= Herbert Zeiger =

American physicist

Herbert J. Zeiger (b. 16 March 1925 in the Bronx, New York City, United States; d. 14 January 2011) was an American physicist and co-developer of the first maser.

Zeiger graduated from the City College of New York with a bachelor's degree in 1944, and Columbia University with a master's degree in 1948 and a doctorate in 1952. From 1953 until his retirement in 1990, he conducted research at the Lincoln Laboratory of the Massachusetts Institute of Technology. He lived most recently in Newton, Mass., and then in Dedham, Mass. He is buried in West Roxbury.

In addition to the physics behind the maser and laser, Zeiger dealt with solid-state physics, semiconductor physics, and molecular physics.

Between 1953-54, he worked alongside Charles H. Townes and James P. Gordon, who was then a PhD student of Townes, at Columbia University to develop the first maser.

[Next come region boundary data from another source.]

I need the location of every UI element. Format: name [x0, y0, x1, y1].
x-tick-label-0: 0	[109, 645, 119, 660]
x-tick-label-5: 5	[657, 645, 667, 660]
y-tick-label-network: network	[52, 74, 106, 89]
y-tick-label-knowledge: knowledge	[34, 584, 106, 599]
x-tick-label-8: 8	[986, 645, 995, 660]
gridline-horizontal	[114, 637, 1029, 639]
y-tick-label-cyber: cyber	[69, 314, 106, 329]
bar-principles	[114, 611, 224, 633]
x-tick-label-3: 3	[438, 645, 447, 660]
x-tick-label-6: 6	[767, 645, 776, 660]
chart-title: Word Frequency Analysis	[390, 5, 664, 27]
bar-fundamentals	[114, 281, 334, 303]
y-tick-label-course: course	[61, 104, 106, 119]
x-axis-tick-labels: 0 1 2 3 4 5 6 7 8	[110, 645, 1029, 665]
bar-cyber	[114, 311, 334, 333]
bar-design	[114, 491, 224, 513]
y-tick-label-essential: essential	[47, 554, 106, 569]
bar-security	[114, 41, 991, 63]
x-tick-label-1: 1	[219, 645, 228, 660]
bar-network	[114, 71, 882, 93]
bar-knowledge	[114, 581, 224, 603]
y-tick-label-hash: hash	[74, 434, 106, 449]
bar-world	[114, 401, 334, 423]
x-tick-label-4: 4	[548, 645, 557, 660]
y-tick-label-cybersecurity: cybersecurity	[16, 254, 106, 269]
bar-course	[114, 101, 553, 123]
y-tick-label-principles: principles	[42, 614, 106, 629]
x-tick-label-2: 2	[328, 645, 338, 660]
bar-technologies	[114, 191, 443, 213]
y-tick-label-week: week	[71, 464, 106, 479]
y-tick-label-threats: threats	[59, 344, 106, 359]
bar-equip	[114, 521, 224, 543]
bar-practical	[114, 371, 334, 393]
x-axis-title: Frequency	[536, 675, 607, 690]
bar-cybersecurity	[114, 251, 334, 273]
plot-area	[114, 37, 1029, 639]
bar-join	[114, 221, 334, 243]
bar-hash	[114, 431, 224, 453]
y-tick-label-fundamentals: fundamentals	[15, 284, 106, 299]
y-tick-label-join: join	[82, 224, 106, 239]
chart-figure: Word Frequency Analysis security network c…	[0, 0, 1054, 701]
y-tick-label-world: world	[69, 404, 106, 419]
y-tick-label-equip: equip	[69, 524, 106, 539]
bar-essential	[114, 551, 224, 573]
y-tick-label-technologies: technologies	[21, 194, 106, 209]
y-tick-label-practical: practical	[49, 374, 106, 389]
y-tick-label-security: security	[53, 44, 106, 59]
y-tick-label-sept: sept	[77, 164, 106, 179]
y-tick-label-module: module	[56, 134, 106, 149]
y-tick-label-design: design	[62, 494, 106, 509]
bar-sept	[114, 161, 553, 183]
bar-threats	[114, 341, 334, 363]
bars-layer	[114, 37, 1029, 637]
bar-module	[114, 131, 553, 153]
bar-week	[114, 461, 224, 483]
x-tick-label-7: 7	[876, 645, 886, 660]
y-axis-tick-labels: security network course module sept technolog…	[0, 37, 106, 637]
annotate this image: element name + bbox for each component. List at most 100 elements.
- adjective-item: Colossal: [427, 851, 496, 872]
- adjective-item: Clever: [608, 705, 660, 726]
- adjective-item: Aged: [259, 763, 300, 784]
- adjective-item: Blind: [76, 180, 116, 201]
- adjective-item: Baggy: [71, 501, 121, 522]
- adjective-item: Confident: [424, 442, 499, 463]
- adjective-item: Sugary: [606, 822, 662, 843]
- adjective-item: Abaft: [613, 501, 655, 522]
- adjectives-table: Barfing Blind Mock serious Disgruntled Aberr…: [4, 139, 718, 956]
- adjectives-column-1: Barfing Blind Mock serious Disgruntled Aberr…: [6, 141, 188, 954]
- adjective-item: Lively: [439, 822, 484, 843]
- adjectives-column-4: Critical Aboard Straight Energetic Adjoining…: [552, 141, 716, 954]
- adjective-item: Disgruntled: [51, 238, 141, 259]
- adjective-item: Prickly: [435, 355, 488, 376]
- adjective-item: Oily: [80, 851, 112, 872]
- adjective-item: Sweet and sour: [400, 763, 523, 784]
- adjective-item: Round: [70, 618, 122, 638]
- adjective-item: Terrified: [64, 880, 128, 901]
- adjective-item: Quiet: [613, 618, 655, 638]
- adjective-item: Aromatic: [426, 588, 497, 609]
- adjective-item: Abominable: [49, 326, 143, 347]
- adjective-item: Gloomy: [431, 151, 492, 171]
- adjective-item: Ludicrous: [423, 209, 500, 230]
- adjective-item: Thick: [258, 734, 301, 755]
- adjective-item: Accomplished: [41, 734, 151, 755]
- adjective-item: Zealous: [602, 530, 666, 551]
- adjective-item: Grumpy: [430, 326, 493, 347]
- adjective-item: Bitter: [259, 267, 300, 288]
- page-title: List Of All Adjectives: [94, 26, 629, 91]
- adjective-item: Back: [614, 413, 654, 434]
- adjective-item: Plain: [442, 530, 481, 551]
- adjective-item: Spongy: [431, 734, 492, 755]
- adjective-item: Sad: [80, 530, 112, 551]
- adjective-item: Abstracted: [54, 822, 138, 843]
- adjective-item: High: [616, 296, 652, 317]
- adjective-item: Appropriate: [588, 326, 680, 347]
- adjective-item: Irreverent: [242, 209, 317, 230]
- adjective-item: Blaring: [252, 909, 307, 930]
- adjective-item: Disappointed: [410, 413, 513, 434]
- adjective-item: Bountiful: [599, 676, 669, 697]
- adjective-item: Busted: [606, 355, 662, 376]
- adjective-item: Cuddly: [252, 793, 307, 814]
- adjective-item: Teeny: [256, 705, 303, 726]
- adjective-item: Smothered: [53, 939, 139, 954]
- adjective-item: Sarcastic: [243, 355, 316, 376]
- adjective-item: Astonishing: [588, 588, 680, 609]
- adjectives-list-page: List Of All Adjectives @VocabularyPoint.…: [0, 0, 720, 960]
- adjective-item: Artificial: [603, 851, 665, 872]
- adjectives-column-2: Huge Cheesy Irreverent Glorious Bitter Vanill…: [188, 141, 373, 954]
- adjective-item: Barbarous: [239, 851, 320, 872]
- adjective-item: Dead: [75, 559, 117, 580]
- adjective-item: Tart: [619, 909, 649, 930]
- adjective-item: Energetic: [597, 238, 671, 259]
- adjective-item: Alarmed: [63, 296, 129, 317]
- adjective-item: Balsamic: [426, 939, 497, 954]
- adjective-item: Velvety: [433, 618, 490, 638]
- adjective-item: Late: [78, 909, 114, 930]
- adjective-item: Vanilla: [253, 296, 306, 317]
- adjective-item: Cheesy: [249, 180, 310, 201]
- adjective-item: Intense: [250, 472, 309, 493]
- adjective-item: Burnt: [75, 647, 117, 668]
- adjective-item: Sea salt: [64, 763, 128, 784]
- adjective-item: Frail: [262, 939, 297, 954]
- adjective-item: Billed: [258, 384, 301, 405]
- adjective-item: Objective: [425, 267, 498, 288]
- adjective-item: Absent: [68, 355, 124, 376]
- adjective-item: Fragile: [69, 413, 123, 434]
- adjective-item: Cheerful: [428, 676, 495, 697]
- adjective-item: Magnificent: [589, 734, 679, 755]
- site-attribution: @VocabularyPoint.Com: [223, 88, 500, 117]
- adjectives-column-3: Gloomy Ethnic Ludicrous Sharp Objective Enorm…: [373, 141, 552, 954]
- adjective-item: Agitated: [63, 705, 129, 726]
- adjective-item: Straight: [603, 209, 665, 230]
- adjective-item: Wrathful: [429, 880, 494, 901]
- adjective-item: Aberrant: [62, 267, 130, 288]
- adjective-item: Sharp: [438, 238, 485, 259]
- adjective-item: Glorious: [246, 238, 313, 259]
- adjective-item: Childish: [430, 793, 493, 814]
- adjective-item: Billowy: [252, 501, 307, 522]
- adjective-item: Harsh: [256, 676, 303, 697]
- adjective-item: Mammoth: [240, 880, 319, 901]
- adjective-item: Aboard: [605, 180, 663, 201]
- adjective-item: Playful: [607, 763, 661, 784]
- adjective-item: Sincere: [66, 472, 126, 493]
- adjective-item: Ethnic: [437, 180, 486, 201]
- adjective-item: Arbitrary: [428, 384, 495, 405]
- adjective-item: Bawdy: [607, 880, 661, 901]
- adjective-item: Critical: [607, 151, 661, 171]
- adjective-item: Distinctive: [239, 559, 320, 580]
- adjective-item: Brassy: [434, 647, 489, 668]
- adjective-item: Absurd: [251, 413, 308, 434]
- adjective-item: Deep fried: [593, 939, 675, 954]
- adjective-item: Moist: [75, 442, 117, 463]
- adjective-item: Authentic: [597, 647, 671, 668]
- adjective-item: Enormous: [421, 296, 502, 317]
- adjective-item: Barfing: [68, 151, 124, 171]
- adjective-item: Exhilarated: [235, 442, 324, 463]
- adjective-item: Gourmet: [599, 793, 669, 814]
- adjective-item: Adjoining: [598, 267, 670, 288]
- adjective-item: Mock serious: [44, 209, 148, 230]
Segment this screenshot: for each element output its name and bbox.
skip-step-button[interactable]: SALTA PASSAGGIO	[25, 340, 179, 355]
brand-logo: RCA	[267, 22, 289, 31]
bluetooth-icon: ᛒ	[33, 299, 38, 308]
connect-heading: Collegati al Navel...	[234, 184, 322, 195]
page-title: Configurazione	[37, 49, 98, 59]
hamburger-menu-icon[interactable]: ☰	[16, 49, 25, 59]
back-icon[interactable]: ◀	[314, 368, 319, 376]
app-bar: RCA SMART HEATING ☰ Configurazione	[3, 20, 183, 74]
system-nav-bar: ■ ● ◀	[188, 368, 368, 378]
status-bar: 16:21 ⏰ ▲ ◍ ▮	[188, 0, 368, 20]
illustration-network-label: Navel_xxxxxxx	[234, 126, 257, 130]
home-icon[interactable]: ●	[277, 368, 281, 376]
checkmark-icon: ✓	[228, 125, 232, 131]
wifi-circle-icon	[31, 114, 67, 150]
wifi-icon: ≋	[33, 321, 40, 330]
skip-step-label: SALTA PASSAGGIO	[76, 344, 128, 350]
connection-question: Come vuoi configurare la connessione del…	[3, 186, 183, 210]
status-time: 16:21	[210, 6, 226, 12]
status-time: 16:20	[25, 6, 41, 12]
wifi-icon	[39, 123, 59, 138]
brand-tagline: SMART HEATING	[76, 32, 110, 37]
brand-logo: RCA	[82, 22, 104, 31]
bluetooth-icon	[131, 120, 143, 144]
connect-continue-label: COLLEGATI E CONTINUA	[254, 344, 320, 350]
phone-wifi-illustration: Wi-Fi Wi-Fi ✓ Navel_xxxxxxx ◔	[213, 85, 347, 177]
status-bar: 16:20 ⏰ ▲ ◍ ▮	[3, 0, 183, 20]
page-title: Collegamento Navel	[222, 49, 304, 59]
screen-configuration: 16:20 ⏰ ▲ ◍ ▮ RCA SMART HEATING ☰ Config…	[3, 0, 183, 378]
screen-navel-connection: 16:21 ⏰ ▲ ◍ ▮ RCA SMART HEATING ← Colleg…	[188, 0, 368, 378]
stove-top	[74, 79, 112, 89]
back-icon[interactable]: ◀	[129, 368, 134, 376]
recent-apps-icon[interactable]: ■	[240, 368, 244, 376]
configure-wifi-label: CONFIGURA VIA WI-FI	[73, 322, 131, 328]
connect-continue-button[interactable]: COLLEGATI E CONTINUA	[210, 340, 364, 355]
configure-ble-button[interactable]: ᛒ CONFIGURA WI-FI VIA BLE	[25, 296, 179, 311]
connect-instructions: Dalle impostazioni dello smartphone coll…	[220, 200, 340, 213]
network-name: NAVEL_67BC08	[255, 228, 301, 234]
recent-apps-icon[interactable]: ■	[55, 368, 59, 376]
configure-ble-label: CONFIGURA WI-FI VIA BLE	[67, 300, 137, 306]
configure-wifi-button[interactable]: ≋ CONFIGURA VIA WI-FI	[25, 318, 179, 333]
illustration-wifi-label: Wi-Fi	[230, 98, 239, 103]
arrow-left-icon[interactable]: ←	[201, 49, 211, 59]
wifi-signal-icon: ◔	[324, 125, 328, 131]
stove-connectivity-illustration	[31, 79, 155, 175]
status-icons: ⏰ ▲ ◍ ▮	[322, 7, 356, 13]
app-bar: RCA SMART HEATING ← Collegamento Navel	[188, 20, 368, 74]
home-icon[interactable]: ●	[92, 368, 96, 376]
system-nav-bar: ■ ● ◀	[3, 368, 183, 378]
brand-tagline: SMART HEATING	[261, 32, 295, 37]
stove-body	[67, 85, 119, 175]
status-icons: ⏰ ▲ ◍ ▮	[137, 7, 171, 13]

In 1966, Zeiger became a Fellow of the American Physical Society. He and Gordon were the recipients of the first Charles Hard Townes Award in 1981, "For [their] contributions to the successful operations of the first quantum-electronics device, the ammonia maser".

He was married to Hanna Bloom and had three children: Joel Zeiger, Susan Zeiger Katz, and Judith Zeiger McNulty.